Jorick didn’t say anything, and Katelina muttered, “Yeah,” and then hurried past in search of her bag. It was slumped against the wall in the communal sleeping room with the others. Torina stood next to the pile, holding her giant duffle bag hopefully.
“Oh, it’s only you. I was hoping for Micah.”
“So he can carry it for you?” Katelina asked sarcastically. “It wouldn’t hurt you to do
it yourself.”
The redhead looked bored. “Of course it wouldn’t, but it makes the men feel needed, doesn’t it?”
Needed wasn’t the word Katelina would use, so she started for the door. Torina called after her, “You knew what you were getting into with Jorick. Moping won’t make it any better.”
Her first instinct was to spin around and snap that she wasn’t “moping”, but that was followed by a horrific question: How did Torina know what she was thinking?
She hurried through the door and nearly ran into Jorick and Loren. The teen gave her a thumbs up and hurried around her.

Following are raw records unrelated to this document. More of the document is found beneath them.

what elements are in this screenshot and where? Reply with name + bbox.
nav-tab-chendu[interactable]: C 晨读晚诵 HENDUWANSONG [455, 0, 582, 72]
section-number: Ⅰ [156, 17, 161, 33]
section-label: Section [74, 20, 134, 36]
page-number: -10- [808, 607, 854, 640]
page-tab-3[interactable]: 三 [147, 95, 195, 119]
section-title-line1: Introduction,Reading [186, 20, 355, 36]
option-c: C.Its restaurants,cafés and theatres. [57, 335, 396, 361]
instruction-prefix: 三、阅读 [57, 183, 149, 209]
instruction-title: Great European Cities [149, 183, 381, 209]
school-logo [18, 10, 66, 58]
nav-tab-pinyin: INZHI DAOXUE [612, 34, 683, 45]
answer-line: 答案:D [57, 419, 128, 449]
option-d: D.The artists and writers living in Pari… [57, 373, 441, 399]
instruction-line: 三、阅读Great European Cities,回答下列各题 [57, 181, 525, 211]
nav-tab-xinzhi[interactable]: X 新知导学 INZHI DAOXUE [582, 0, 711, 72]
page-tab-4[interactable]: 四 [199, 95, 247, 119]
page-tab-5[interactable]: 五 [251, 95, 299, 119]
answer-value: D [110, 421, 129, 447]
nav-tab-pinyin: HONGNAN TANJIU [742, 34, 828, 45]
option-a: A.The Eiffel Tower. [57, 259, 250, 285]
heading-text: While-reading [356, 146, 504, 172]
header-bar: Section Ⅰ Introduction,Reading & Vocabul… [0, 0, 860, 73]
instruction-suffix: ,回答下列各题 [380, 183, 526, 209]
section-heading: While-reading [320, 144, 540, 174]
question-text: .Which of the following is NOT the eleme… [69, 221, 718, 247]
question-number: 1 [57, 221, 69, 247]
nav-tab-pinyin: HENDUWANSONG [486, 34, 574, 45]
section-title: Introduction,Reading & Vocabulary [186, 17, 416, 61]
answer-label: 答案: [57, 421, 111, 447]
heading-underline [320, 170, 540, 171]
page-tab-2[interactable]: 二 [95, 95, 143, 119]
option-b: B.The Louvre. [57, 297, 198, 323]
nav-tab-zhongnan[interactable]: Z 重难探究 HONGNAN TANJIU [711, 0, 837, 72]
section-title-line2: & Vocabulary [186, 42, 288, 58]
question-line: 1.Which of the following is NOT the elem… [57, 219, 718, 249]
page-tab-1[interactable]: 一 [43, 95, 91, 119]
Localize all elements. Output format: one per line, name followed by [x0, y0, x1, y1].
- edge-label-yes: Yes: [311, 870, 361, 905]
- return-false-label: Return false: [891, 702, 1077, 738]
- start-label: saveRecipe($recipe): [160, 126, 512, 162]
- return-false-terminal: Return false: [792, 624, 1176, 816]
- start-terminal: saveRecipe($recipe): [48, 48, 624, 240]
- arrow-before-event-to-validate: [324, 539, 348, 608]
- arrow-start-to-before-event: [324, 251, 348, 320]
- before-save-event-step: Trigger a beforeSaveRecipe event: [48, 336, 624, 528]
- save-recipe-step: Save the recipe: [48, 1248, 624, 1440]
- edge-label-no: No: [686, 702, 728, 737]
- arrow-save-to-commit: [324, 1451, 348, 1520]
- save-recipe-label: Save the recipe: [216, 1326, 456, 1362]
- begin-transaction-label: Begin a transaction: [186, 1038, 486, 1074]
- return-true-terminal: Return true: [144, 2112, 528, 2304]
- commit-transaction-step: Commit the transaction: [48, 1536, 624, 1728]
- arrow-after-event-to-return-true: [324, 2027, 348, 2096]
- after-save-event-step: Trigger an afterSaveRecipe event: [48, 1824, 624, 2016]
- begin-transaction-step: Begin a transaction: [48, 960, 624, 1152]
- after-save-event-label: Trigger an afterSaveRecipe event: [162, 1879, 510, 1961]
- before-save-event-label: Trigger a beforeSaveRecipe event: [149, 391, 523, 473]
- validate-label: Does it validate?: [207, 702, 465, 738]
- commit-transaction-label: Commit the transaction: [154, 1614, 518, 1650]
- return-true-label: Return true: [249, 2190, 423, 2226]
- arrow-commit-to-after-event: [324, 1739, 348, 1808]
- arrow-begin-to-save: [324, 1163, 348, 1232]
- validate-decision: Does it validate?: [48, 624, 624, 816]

“Is Torina a mind reader?” Katelina demanded.
Jorick looked at her with surprise. “What? Oh, Torina. I imagine so, to some degree. Oren made her almost immediately, so she didn’t inherit an amazing amount of the gift, but over the years something should have developed. Why?”
Wasn’t that great? Another mind reader. Only this was a knockout bombshell who could gleefully pluck out Katelina’s feelings of inadequacy at will. Awesome. “You might have mentioned it.”
“I thought you knew. She is Oren’s fledgling. Not that his mind reading is the best. Still…”
He trailed off and she rolled her eyes. “Right. I should have checked the back of her collector card for details. Sorry.” The sarcasm was wasted and she groaned. “Never mind.”
Jorick dismissed her comments. “If you’re ready we might as well get on board.”
She followed him back out of the basement and across the snowy lawn. Heavy clouds covered the sky and ruined any chance of seeing the eerie northern lights, but that was all right. She wasn’t sure she could take them again.
Though the helicopter appeared to be in good shape, it still looked old. Katelina reluctantly climbed into an interior that looked more like a cargo carrier than a passenger ship. The walls were dull gray metal and each set with three small windows. Two rows of chairs faced one another, their backs against the walls, and a small open area was stacked with trunks that were lashed into place.